Alec Guinness as one of the D'Ascoyne family in Kind Hearts and Coronets

"Kind Hearts and Coronets" starts with the executioner showing up at a prison the night before he is due to hang Louis Mazzini, otherwise known as the Duke D'Ascoyne and he is a little excited by the prospect of executing a Duke. It's strangely amusing because we watch as he not only has a sneaky glance at the Duke's neck in preparation but also enquires of the correct protocol for addressing the Duke. And that amusement continues as we then meet the Duke who sits down to pen his memoirs as to how he came to be in such a predicament. It is the memoirs which takes up the majority of the movie working as a narrative for one long flashback as we learn why Louis and his mother were excluded from the D'Ascoyne family and what eventually lead to him deciding to bump off each of the family till he was the only D'Ascoyne left and the heir to the title.

What basically follows on from Louis making this evil decision is a series of scenes where members of the D'Ascoyne die. Some of them purely accidental such as The Admiral going down with his sinking ship whilst others feature Louis bumping them off, be it with poison, or in one of the funniest scenes a bow and arrow. But all of this murder is so amusing because it is comical and very dry. Watching Louis cross off the names with relish of his victims from the family tree he keeps hidden is just brilliant and so are the evil interactions he has with his victims prior to killing them.

And at the same time as all this murder is going on you also have Louis troubled love life as he feels spurned when love of his life Sibella marries someone else whilst he also ending up falling for the wife of one of his victims. It makes it seriously amusing as it weaves it's way through this mix of romance and murder to the point that Louis has become the Duke and found himself in prison. What is so great is that there is an amusing twist in things, and the way the movie is constructed with us meeting The Duke in prison before the flashback of his life we immediately presume one thing. And if that twist wasn't enough their is another amusing twist to go on top of that one, one which you can see coming but still works brilliantly.

All of this story is deliver with so much dry wit that you can't but help but laugh and part of the reason why it works is that Dennis Price is wonderful as Louis Mazzini/The Duke. Everything he does is so dry and almost matter of fact that there really is an element of a deranged evilness about him but you warm to him because he is the victim. But whilst Dennis Price is wonderful it is Alec Guinness who steals the show with him appearing as 8 members of the D'Ascoyne family. Watching Guinness being the old banker or the vicar or the admiral to name but 3 is just brilliant because he gives every single character a uniqueness. And watching him dressed as a woman to play Lady Agatha is purely marvellous. As such whilst Dennis Price is first rate and both Valerie Hobson and Joan Greenwood are wonderful as love interests it is Alec Guinness who makes "Kind Hearts and Coronets" so memorable and so much fun.

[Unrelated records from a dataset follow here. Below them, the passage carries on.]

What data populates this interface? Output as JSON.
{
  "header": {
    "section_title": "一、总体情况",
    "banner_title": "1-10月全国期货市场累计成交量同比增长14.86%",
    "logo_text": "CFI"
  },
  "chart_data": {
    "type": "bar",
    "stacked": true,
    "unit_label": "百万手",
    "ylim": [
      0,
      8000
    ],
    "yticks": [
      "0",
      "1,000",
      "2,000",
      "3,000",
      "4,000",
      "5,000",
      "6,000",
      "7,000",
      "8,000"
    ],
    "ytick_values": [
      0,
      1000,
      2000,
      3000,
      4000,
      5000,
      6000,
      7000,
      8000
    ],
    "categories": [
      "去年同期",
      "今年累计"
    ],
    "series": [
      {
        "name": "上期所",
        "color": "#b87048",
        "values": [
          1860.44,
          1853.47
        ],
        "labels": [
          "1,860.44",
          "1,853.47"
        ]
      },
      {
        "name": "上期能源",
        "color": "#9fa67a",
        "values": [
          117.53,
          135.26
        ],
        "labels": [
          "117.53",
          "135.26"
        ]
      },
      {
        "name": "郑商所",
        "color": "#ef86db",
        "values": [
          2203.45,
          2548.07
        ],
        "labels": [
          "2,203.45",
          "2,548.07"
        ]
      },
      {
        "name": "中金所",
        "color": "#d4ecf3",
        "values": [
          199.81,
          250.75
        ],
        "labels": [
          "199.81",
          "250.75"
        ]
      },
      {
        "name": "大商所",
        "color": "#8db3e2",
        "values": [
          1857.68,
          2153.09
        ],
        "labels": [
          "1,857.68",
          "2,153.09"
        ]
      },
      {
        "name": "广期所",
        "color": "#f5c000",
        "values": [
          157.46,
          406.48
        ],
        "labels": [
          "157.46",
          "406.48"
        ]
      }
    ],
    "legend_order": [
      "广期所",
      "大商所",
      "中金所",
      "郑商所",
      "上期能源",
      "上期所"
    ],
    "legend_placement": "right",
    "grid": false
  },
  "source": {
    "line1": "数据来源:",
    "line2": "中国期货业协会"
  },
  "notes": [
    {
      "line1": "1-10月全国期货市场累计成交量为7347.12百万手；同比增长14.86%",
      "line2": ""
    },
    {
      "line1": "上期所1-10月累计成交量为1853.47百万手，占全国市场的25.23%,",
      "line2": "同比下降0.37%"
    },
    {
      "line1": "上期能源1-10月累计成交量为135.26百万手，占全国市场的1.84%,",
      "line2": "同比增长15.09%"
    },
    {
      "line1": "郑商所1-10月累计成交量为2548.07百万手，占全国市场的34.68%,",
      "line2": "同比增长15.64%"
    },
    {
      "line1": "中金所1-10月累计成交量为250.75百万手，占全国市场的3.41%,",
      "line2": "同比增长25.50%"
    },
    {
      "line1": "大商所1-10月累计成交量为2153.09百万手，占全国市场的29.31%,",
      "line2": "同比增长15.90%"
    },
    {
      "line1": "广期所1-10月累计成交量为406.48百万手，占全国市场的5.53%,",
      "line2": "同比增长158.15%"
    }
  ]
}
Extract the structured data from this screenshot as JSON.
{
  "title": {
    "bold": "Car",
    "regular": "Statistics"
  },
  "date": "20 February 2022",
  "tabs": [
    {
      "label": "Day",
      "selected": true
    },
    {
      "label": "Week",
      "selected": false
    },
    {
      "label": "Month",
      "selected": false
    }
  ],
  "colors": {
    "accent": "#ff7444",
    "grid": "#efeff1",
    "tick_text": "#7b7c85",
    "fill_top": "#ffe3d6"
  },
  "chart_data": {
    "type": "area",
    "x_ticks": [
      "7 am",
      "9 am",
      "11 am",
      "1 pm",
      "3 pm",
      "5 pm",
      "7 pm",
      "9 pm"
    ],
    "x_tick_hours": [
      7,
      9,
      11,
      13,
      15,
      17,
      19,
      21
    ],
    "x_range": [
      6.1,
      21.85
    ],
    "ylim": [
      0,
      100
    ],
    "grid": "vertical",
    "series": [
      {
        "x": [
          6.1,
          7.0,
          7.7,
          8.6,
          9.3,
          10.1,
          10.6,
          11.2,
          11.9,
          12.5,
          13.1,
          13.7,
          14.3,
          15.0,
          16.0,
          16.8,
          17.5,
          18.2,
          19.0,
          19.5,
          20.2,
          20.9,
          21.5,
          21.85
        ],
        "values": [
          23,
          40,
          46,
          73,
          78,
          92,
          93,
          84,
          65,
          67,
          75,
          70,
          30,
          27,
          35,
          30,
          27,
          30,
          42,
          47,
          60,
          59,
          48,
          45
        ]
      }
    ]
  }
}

What this all boils down to is that "Kind Hearts and Coronets" is a first rate example of a great British comedy. It maybe over 60 years old but it is still so much fun be it the dry humour of all these murders or Dennis Price as the nefarious Louis Mazzini. But it is Alec Guinness who makes "Kind Hearts and Coronets" not only memorable but also fun through playing 8 different characters which in a bit of old fashioned camera trickery do appear in one scene together.